Суток не прошло, как его секрет стал известен всей улице. Сначала те, кто слышали его первыми, толковали между собой, потом пересказывали другим соседкам, а вечером в спальне не удержались и открыли мужьям.

Из мужей многие сперва посмеялись, но супруги так умело их убеждали и такие после этого мужьям снились сны, что поутру они уже ни в чем не сомневались. Другие были легковернее – они сразу все приняли за чистую монету. Вся ночь прошла у них в толках и размышлениях, так что на другой день дело раздулось до колоссальных размеров.

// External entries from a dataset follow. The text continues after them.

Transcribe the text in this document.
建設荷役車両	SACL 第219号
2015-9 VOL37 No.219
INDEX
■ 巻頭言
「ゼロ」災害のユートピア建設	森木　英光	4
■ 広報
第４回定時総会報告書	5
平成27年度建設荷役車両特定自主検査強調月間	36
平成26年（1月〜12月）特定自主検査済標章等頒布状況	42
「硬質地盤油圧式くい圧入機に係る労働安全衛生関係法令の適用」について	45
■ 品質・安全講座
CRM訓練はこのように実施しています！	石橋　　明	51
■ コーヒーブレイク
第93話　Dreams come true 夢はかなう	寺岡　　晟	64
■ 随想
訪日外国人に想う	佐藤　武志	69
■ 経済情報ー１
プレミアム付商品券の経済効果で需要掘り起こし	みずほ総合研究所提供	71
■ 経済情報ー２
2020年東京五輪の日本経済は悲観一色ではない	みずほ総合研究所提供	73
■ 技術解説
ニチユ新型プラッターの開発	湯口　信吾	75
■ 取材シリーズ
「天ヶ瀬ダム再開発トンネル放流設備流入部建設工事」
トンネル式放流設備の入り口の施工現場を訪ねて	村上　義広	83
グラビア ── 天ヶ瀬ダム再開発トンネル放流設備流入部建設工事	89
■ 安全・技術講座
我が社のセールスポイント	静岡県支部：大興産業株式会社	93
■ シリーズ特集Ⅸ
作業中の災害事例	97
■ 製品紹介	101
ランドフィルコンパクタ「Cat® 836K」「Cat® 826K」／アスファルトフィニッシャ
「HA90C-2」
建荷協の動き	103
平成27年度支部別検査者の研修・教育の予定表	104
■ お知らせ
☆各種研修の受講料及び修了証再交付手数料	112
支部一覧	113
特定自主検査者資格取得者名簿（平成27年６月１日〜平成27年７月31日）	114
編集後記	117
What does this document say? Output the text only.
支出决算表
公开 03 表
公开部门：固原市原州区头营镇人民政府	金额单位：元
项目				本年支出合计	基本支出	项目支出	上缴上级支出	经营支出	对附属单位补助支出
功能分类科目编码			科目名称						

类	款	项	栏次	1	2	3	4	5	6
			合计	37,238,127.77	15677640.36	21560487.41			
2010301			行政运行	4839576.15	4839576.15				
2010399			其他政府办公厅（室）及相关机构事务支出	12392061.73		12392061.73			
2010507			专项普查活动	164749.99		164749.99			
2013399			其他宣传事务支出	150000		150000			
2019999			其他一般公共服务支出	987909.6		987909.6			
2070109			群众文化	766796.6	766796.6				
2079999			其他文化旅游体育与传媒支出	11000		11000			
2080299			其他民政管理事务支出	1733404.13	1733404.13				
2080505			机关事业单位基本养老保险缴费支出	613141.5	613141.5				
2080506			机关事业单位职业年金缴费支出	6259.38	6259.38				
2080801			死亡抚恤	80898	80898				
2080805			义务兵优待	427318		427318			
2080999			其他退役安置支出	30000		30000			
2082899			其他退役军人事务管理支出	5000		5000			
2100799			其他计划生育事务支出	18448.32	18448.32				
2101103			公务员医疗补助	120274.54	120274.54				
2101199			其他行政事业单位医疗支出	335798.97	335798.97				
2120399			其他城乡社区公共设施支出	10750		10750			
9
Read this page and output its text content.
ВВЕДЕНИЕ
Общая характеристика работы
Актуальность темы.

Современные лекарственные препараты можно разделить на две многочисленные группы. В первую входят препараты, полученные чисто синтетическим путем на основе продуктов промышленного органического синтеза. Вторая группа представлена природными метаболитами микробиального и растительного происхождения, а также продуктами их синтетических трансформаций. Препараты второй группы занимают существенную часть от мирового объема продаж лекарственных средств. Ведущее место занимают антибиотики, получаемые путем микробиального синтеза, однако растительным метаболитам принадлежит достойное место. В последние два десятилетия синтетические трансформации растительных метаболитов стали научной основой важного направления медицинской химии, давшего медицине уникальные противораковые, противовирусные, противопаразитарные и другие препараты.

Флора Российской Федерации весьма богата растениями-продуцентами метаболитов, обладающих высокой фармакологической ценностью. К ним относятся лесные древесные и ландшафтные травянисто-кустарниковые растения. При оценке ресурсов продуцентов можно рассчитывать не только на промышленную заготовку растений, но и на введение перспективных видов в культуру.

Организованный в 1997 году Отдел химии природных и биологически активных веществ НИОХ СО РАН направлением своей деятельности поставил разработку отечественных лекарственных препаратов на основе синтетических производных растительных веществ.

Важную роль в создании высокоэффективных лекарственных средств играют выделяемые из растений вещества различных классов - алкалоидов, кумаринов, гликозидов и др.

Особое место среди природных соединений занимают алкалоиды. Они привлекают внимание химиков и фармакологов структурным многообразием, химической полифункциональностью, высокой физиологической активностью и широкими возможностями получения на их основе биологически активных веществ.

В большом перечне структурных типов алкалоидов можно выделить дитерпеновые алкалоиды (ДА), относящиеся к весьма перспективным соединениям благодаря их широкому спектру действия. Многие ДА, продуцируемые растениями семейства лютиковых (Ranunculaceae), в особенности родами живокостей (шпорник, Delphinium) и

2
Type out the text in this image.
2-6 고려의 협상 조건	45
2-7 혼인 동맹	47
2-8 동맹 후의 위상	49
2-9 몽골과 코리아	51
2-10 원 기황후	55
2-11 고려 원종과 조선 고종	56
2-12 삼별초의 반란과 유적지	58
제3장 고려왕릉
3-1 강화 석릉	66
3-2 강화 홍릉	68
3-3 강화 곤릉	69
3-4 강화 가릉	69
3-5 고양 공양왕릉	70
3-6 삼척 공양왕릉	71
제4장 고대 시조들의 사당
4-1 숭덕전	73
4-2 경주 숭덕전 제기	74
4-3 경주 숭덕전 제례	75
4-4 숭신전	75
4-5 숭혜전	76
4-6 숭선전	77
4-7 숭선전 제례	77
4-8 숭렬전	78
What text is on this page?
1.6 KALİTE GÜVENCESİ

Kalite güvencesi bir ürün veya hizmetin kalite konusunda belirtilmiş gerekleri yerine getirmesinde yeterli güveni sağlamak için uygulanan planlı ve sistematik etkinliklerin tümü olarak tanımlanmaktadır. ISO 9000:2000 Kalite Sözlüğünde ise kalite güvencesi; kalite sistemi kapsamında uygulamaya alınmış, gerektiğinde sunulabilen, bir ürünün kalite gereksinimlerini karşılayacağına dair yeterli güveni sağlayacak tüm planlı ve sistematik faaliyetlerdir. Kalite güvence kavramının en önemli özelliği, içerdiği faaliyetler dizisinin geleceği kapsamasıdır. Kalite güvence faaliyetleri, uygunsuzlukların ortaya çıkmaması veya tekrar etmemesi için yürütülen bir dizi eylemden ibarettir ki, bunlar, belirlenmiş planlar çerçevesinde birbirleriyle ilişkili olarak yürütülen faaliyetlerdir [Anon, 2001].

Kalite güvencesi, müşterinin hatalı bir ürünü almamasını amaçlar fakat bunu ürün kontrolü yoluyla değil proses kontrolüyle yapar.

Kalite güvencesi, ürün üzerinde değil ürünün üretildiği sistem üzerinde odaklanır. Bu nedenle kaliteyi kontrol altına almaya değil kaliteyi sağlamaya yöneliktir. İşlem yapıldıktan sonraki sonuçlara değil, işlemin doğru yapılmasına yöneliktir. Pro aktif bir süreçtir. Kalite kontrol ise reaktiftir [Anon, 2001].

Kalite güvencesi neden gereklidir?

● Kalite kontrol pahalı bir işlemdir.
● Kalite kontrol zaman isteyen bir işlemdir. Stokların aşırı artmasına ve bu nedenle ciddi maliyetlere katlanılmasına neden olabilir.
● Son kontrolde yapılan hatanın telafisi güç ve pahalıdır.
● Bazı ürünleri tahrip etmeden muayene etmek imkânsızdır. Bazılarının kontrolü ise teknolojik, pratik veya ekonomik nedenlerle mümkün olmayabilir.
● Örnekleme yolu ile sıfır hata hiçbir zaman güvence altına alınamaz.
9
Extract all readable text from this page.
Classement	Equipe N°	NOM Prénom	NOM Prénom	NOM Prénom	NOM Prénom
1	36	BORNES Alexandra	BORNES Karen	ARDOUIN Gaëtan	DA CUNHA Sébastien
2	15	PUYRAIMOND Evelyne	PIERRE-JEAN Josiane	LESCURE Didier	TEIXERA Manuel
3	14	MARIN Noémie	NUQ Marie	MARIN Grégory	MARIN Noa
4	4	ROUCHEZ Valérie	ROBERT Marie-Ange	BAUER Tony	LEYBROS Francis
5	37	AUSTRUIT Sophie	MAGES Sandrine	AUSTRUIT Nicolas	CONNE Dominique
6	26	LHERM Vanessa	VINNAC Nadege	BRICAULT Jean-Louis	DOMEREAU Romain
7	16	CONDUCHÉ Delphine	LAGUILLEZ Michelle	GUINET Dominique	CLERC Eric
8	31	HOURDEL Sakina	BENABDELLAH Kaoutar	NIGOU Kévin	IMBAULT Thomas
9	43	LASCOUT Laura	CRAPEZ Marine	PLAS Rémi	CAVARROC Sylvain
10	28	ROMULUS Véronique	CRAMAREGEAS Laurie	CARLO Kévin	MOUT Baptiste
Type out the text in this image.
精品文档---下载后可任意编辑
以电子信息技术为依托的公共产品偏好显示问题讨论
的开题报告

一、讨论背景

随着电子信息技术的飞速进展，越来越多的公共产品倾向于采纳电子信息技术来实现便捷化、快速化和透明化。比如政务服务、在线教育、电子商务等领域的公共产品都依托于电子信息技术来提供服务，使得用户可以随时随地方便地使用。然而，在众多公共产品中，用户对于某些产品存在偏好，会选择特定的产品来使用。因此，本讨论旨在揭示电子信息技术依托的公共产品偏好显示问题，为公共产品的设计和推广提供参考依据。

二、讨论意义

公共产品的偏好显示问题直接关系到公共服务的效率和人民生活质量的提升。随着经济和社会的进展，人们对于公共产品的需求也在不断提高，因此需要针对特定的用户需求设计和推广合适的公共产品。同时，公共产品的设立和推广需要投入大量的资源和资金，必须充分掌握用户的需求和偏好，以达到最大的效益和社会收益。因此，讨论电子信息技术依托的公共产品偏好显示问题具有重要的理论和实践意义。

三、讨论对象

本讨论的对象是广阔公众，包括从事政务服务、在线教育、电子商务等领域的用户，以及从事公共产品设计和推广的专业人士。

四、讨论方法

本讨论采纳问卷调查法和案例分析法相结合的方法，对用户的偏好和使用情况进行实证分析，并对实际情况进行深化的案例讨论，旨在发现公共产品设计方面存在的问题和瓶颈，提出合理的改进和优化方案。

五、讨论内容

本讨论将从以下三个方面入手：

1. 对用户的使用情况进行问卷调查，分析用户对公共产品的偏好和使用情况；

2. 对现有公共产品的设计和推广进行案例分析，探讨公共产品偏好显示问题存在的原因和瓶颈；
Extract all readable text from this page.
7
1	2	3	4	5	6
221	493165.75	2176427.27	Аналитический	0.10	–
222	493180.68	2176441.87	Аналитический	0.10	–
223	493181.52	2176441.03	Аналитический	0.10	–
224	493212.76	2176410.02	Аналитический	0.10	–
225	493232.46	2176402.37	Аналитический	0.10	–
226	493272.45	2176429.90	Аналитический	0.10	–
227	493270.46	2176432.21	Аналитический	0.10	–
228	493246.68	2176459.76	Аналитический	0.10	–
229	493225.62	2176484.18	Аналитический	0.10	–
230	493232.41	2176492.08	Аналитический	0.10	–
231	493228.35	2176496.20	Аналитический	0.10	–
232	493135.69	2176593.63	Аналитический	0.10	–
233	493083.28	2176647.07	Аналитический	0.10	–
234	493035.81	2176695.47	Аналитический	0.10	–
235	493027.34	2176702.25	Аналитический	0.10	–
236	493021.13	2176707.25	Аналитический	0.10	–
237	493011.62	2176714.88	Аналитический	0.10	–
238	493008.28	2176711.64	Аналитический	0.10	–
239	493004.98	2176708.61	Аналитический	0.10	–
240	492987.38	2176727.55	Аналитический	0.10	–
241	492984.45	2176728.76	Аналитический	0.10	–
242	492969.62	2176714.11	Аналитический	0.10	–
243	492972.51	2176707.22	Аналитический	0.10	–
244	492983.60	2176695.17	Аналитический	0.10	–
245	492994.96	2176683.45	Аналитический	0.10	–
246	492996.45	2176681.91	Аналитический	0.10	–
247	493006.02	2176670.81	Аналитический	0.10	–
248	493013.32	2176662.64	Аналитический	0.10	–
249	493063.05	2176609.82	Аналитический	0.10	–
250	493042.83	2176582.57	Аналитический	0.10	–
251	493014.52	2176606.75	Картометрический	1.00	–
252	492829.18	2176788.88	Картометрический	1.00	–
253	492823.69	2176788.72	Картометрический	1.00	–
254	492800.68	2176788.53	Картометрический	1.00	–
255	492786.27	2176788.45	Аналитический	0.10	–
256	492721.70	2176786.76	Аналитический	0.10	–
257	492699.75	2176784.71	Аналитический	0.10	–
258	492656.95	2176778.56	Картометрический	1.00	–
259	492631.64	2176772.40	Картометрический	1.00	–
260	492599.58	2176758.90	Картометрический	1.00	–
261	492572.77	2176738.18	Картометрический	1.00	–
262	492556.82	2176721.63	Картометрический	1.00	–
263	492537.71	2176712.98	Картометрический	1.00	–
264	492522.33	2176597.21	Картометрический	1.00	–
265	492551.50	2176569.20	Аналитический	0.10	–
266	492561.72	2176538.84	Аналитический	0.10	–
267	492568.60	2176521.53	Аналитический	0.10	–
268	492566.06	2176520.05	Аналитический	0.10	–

С самого утра улица дю Шантр пришла в смятенье, – а проснулись ее обитатели рано, как никогда.

Каждое приветствие произносилось с многозначительным видом; каждый старался угадать по лицу соседа, не знает ли тот чего-то особенного. Потом начали переговариваться примерно так:

– Ну что, слышал, кум Балао?

– О чем это?

– Ты не прикидывайся, тебе жена в постели, небось, кое о чем шепнула.

– А, это про горбуна и золотую девушку? Может, еще зря бабы болтают…

Среди мужчин тем, в общем-то, все и кончилось. Ну, а среди женщин – дело другое.

– Ох, святотатство какое! – завизжала старая штопальщица (ее и саму считали за ведьму).

Все кумушки так и высыпали за порог: видно, их ожидала еще какая-то новость!

– Что такое? – спросила, опередив всех, Гишар.

– Да говорят, он нос своей девки сделал из золотой дароносицы, украденной в аббатстве Сен-Жермен-де-Пре!

– Так и есть, – подтвердила одна из кумушек. – А на глаза взял камни из чаши церкви Сен-Медар.

– А я к ним в подвал заглянула, – вступила еще одна, – а там скелетов, скелетов!

– Уж каких они там злодейств не совершали!

– Скелеты-то все детские: видно, черную мессу служили…

– С нами крестная сила!

Кучка женщин становилась все больше и превращалась в целую толпу. Впрочем, все старались держаться от проклятого дома подальше и только указывали на него пальцем.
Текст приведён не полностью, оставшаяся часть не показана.